Bradesco BBI compra 14,86% da Motiva (MOTV3) do Grupo Mover em recuperação

Bradesco BBI compra fatia de 14,86% na Motiva (MOTV3) do Grupo Mover em recuperação judicial

Renova Invest · 28 de julho de 2026

Bradesco BBI fecha acordo para comprar fatia do Grupo Mover na Motiva

O Banco Bradesco BBI S.A. assinou documentos vinculantes e definitivos para adquirir a totalidade das ações detidas pelo Grupo Mover na Motiva Infraestrutura de Mobilidade S.A. (B3: MOTV3). A operação, formalizada em 28 de julho de 2026, envolve 300.149.832 ações ordinárias, nominativas e sem valor nominal, representativas de aproximadamente 14,86% do capital social da companhia. O fato relevante foi protocolado pela Motiva na mesma data, em cumprimento à Resolução CVM nº 44/2021, e é continuação de comunicados anteriores publicados em 27 de abril de 2026 e 25 de junho de 2026.
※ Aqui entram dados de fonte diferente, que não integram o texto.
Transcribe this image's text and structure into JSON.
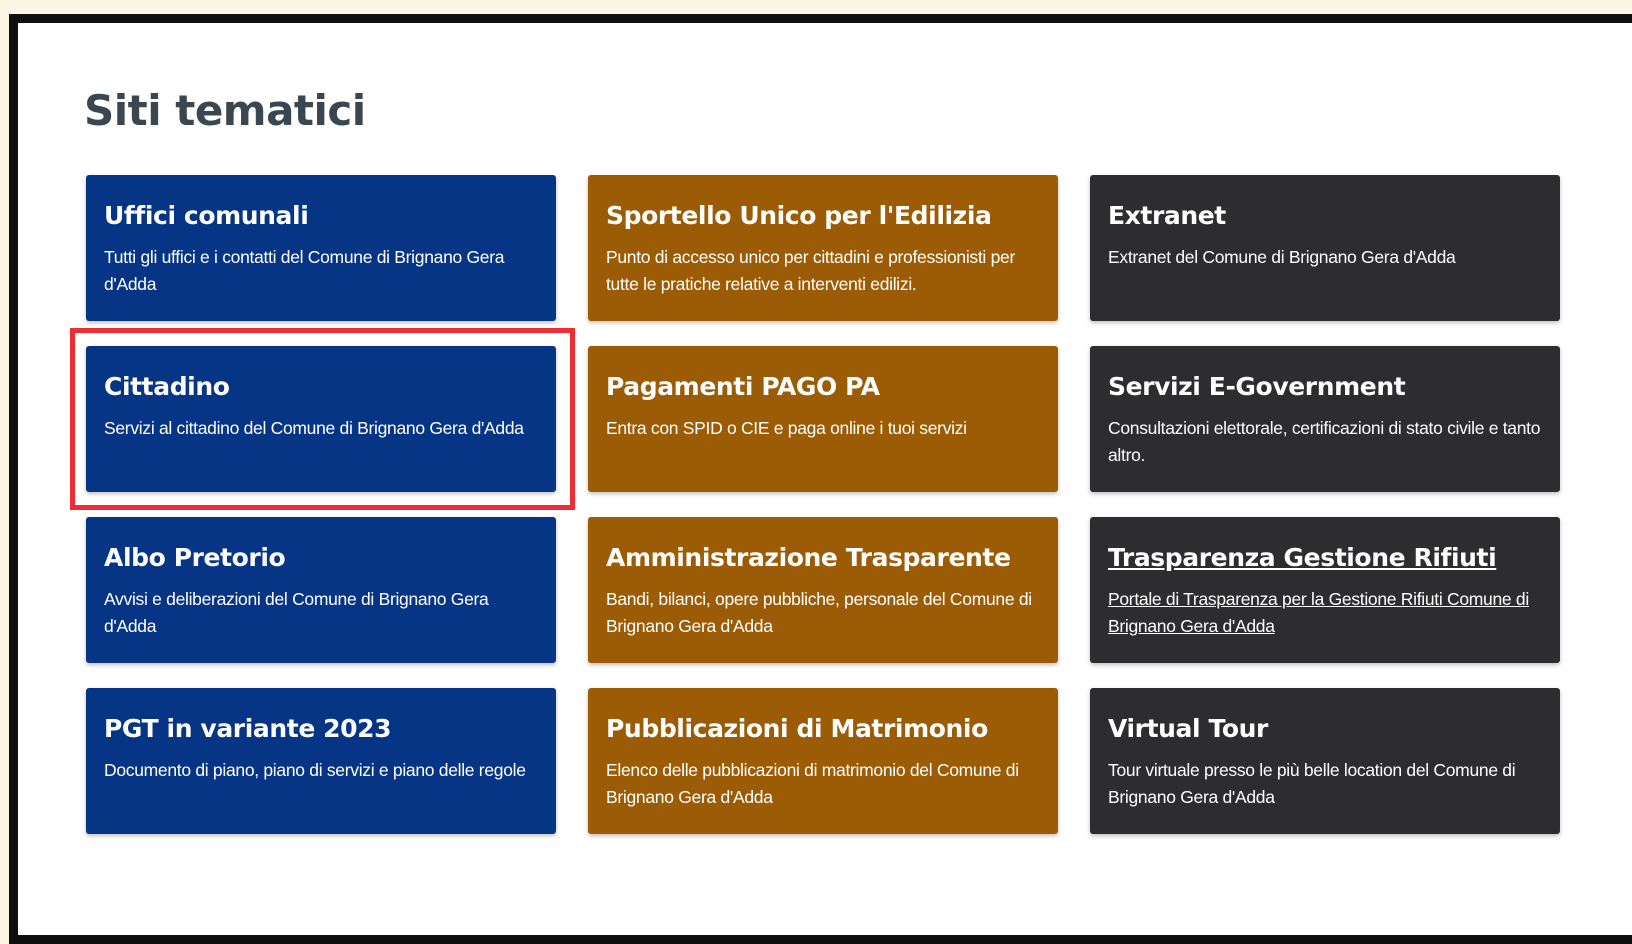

A alienação parte das acionistas Sucea Participações S.A. – Em Recuperação Judicial e Sincro Participações S.A. – Em Recuperação Judicial, os dois veículos que compõem o Grupo Mover no quadro acionário da Motiva. A consumação do negócio permanece condicionada à obtenção de aprovações governamentais aplicáveis e ao cumprimento das demais condições precedentes previstas nos documentos definitivos, usuais em transações dessa natureza.

Uma saga em três atos: do direito de preferência ao acordo definitivo

A venda para o Bradesco BBI não surgiu de uma decisão isolada: é o desfecho de um processo que se arrasta publicamente desde abril de 2026. Em 27 de abril daquele ano, a Motiva divulgou o primeiro fato relevante sobre o tema, tornando público que o Grupo Mover avaliava a alienação de sua participação no âmbito do Plano de Recuperação Judicial das empresas do grupo. Em 24 de junho de 2026, nova notificação chegou à companhia: o Bradesco BBI havia apresentado oferta vinculante pelas ações — em substituição a uma proposta anterior — e o prazo para exercício do direito de preferência previsto no Acordo de Acionistas, celebrado originalmente em 5 de julho de 2022, havia sido aberto formalmente aos demais signatários.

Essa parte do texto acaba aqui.